Thursday, 18 September 2008
Translating poetry is a practical question, if only because if you regarded it as a theoretical one you would probably never start.
A translation is not the original poem in another language but, with luck, a decent echo of something the translator has heard in the original, working its way through the receiving language. It's a journey, much like a poem.
Where we go in that journey is, to a considerable degree, determined by who we are, where we are, where we are expecting to go, and where we are accustomed to going. All these involve variables. It doesn't much matter whether we are native speakers of the poem in its original language.

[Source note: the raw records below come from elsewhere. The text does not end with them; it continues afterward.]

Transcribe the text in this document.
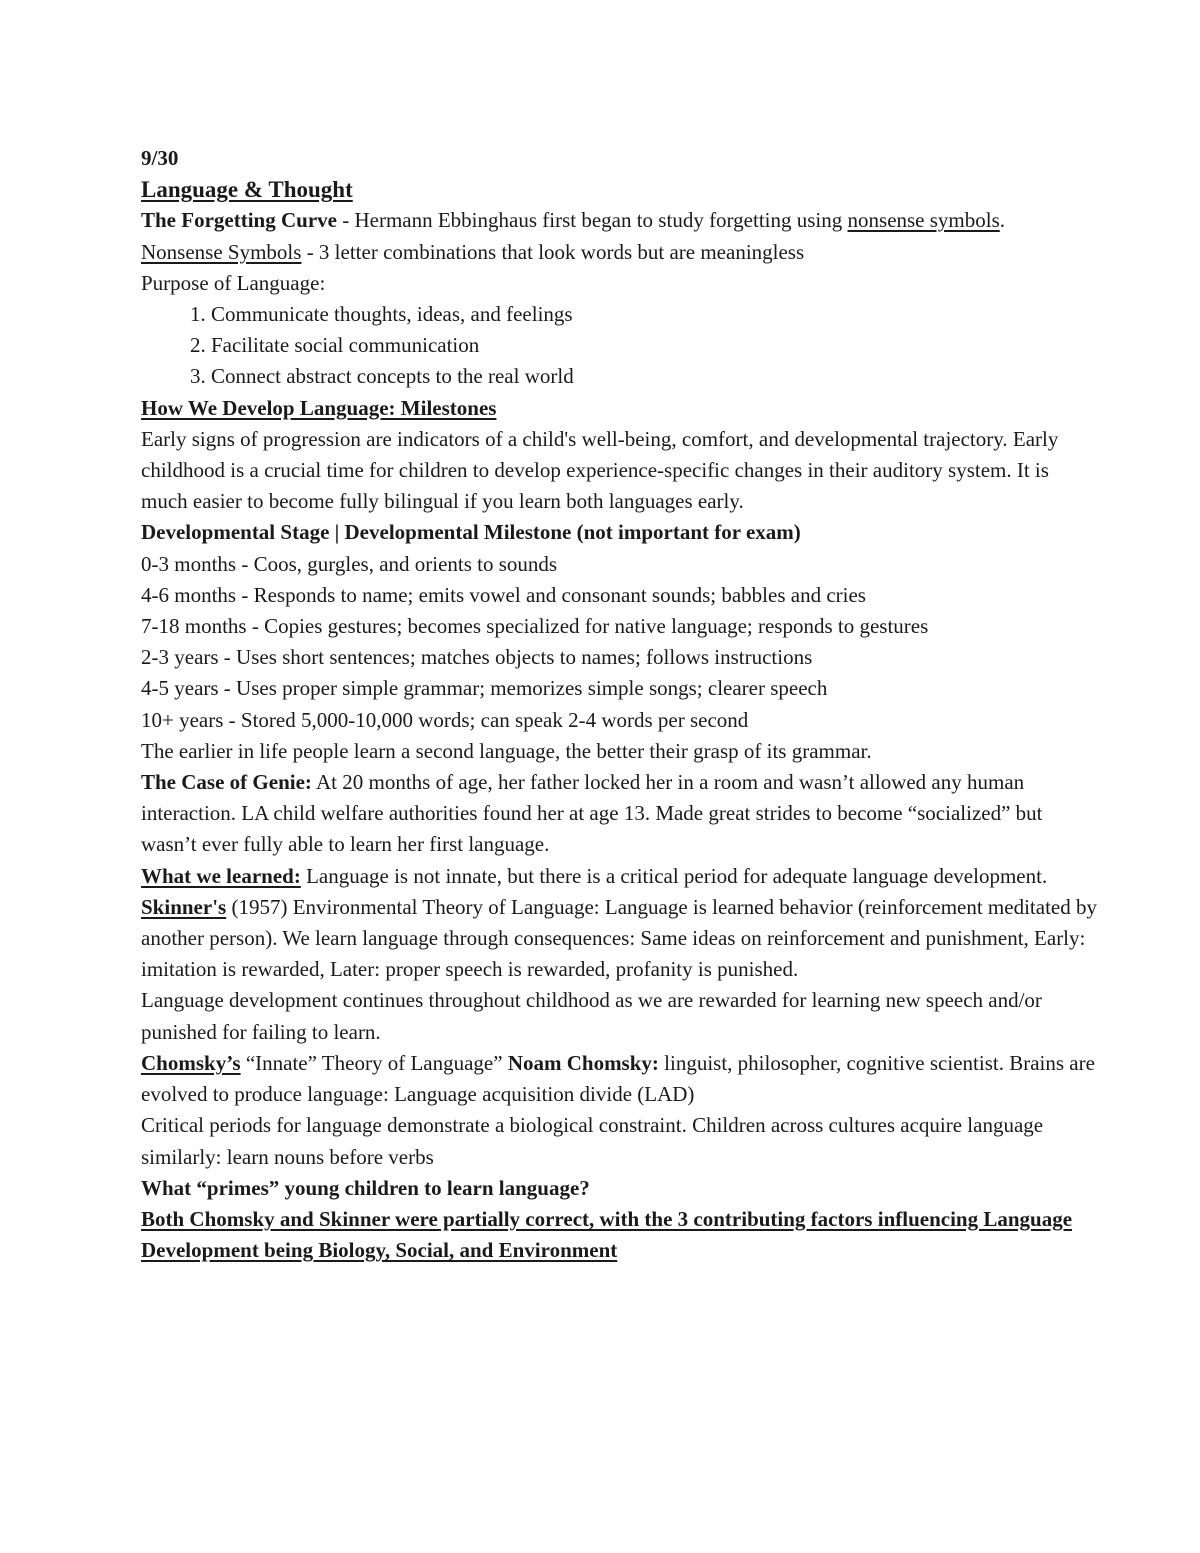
9/30

Language & Thought

The Forgetting Curve - Hermann Ebbinghaus first began to study forgetting using nonsense symbols.

Nonsense Symbols - 3 letter combinations that look words but are meaningless

Purpose of Language:

1. Communicate thoughts, ideas, and feelings
2. Facilitate social communication
3. Connect abstract concepts to the real world

How We Develop Language: Milestones

Early signs of progression are indicators of a child's well-being, comfort, and developmental trajectory. Early childhood is a crucial time for children to develop experience-specific changes in their auditory system. It is much easier to become fully bilingual if you learn both languages early.

Developmental Stage | Developmental Milestone (not important for exam)

0-3 months - Coos, gurgles, and orients to sounds

4-6 months - Responds to name; emits vowel and consonant sounds; babbles and cries

7-18 months - Copies gestures; becomes specialized for native language; responds to gestures

2-3 years - Uses short sentences; matches objects to names; follows instructions

4-5 years - Uses proper simple grammar; memorizes simple songs; clearer speech

10+ years - Stored 5,000-10,000 words; can speak 2-4 words per second

The earlier in life people learn a second language, the better their grasp of its grammar.

The Case of Genie: At 20 months of age, her father locked her in a room and wasn’t allowed any human interaction. LA child welfare authorities found her at age 13. Made great strides to become “socialized” but wasn’t ever fully able to learn her first language.

What we learned: Language is not innate, but there is a critical period for adequate language development.

Skinner's (1957) Environmental Theory of Language: Language is learned behavior (reinforcement meditated by another person). We learn language through consequences: Same ideas on reinforcement and punishment, Early: imitation is rewarded, Later: proper speech is rewarded, profanity is punished.

Language development continues throughout childhood as we are rewarded for learning new speech and/or punished for failing to learn.

Chomsky’s “Innate” Theory of Language” Noam Chomsky: linguist, philosopher, cognitive scientist. Brains are evolved to produce language: Language acquisition divide (LAD)

Critical periods for language demonstrate a biological constraint. Children across cultures acquire language similarly: learn nouns before verbs

What “primes” young children to learn language?

Both Chomsky and Skinner were partially correct, with the 3 contributing factors influencing Language Development being Biology, Social, and Environment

Any comparison of two interpretations of the same book, of the same poem, of the same passage, in the same language, will demonstrate the fact that people read differently. Consequently there isn't an aggregation of fixed individual objects that adds up to one agreed fixed and unified bigger object that is the sum of its parts. Meaning doesn't work quite so directly, quite so controllably, quite so exclusively in any field, let alone poetry, which thrives on ambiguity.

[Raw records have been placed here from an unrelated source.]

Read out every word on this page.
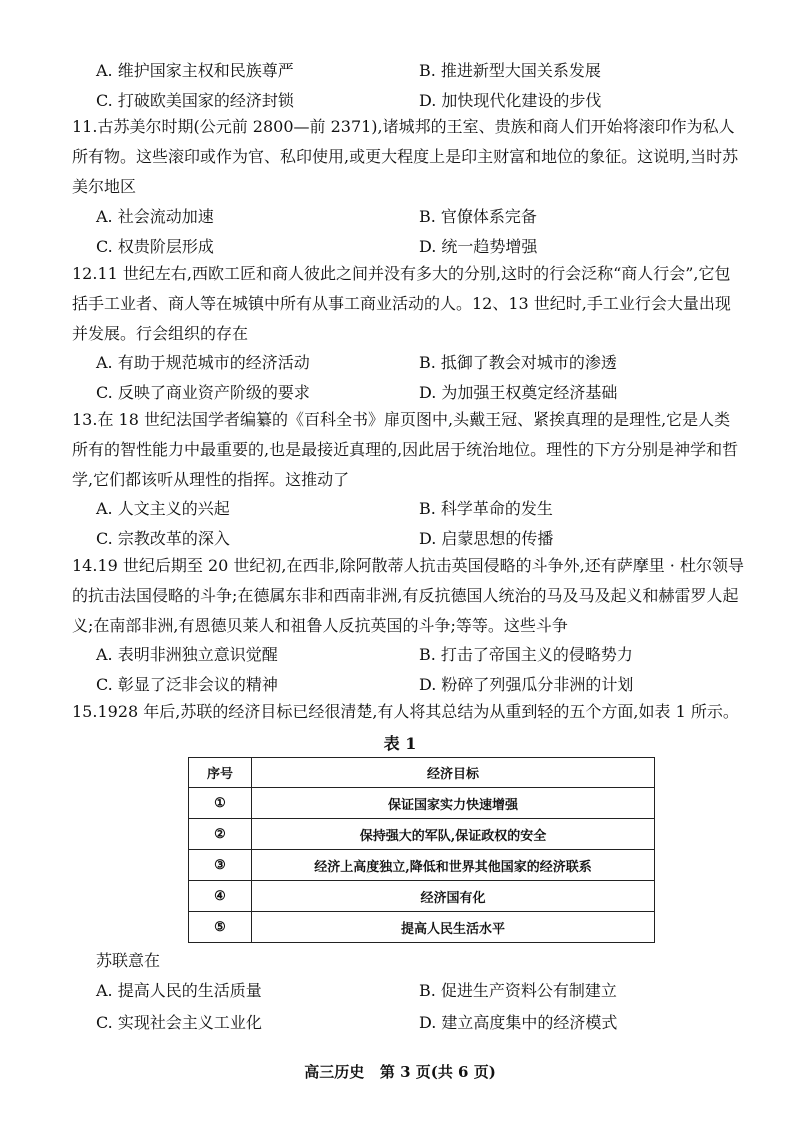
A. 维护国家主权和民族尊严	B. 推进新型大国关系发展
C. 打破欧美国家的经济封锁	D. 加快现代化建设的步伐
11.古苏美尔时期(公元前 2800—前 2371),诸城邦的王室、贵族和商人们开始将滚印作为私人所有物。这些滚印或作为官、私印使用,或更大程度上是印主财富和地位的象征。这说明,当时苏美尔地区
A. 社会流动加速	B. 官僚体系完备
C. 权贵阶层形成	D. 统一趋势增强
12.11 世纪左右,西欧工匠和商人彼此之间并没有多大的分别,这时的行会泛称“商人行会”,它包括手工业者、商人等在城镇中所有从事工商业活动的人。12、13 世纪时,手工业行会大量出现并发展。行会组织的存在
A. 有助于规范城市的经济活动	B. 抵御了教会对城市的渗透
C. 反映了商业资产阶级的要求	D. 为加强王权奠定经济基础
13.在 18 世纪法国学者编纂的《百科全书》扉页图中,头戴王冠、紧挨真理的是理性,它是人类所有的智性能力中最重要的,也是最接近真理的,因此居于统治地位。理性的下方分别是神学和哲学,它们都该听从理性的指挥。这推动了
A. 人文主义的兴起	B. 科学革命的发生
C. 宗教改革的深入	D. 启蒙思想的传播
14.19 世纪后期至 20 世纪初,在西非,除阿散蒂人抗击英国侵略的斗争外,还有萨摩里 · 杜尔领导的抗击法国侵略的斗争;在德属东非和西南非洲,有反抗德国人统治的马及马及起义和赫雷罗人起义;在南部非洲,有恩德贝莱人和祖鲁人反抗英国的斗争;等等。这些斗争
A. 表明非洲独立意识觉醒	B. 打击了帝国主义的侵略势力
C. 彰显了泛非会议的精神	D. 粉碎了列强瓜分非洲的计划
15.1928 年后,苏联的经济目标已经很清楚,有人将其总结为从重到轻的五个方面,如表 1 所示。
表 1
序号	经济目标
①	保证国家实力快速增强
②	保持强大的军队,保证政权的安全
③	经济上高度独立,降低和世界其他国家的经济联系
④	经济国有化
⑤	提高人民生活水平
苏联意在
A. 提高人民的生活质量	B. 促进生产资料公有制建立
C. 实现社会主义工业化	D. 建立高度集中的经济模式
高三历史   第 3 页(共 6 页)
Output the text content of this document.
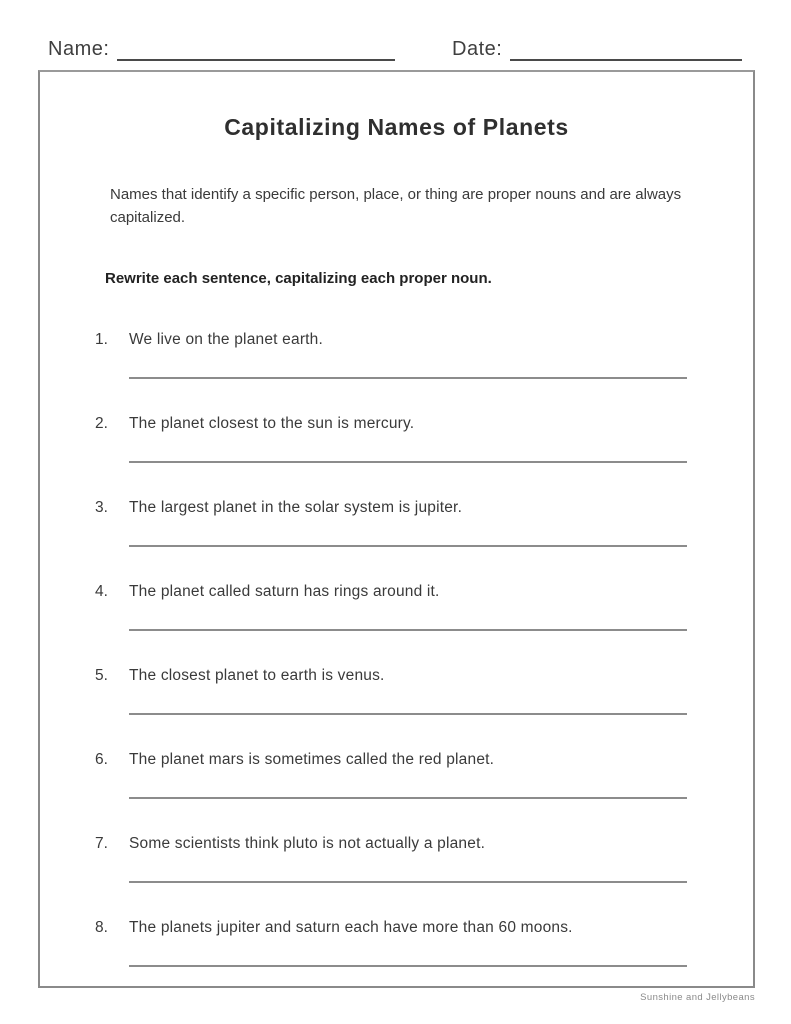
Name:	Date:
Capitalizing Names of Planets
Names that identify a specific person, place, or thing are proper nouns and are always capitalized.
Rewrite each sentence, capitalizing each proper noun.
1.	We live on the planet earth.
2.	The planet closest to the sun is mercury.
3.	The largest planet in the solar system is jupiter.
4.	The planet called saturn has rings around it.
5.	The closest planet to earth is venus.
6.	The planet mars is sometimes called the red planet.
7.	Some scientists think pluto is not actually a planet.
8.	The planets jupiter and saturn each have more than 60 moons.
Sunshine and Jellybeans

Nevertheless, there are a number of features we can agree on. Is this poem about a coal scuttle or a nightingale? There seems to be a nightingale in the poem and no reference whatsoever to coal scuttles. Probably not about a coal scuttle then.

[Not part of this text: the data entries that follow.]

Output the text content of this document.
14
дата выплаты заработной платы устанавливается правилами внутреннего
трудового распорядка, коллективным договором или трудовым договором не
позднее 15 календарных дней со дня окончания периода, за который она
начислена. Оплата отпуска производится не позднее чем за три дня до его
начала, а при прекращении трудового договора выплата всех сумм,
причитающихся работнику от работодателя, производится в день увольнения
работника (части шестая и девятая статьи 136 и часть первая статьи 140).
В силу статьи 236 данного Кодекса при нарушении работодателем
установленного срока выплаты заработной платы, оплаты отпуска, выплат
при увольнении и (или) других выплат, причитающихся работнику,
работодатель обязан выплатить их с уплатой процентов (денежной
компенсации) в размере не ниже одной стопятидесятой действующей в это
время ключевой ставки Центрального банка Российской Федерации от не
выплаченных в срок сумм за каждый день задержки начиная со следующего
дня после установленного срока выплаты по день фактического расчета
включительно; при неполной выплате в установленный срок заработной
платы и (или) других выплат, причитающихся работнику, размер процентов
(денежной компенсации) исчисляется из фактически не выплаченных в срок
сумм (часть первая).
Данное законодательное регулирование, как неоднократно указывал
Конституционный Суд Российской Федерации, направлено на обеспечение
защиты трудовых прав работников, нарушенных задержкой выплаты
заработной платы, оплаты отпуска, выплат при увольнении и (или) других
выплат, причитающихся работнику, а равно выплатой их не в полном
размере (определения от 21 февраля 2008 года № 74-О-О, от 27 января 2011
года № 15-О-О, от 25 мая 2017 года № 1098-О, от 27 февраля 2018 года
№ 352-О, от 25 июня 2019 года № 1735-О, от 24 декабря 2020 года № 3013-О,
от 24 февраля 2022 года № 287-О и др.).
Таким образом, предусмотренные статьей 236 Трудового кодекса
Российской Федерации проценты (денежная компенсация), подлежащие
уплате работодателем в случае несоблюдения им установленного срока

And as to this nightingale, we can see that the nightingale appears at the beginning. Or the middle. Or at the end. It appears in conjunction with certain other factors that seem to depend on it, or it on them and these things seem to happen in a certain order. Let's also note the poem has sixteen lines and is divided into four quatrains. No ambiguity there. The poem seems to be regarding itself as a song. Very well then, it is a song. It lilts. It has certain manners that seem reasonably clear. The form behaves a certain way. Look, there it is, behaving.
You can't quite describe its path so as to make it as useful as an OS map. But then that is the same with any poem you yourself write. As a translator all you can do is to move like the poem-to-be-translated moves.
In practical terms - I am speaking for myself now - I read the thing, make a quick, rather intuitive decision about the way it moves, then get on with it, solving the technical problems of movement rather than trying to keep my sense of meaning continually updated. Meaning can look after itself. Meaning arises out of process, is itself process. The form will create meaning. Watch it move. Watch it behave.
The exercise starts off like synchronised swimming but then, with luck, it turns into something a little freer than that, a kind of response and echo. And there we are, afloat. The water is dark. You can never quite see what's going on underneath it. But the bodies seem to be moving in some sort of harmony of behaviour. Floating is meaning.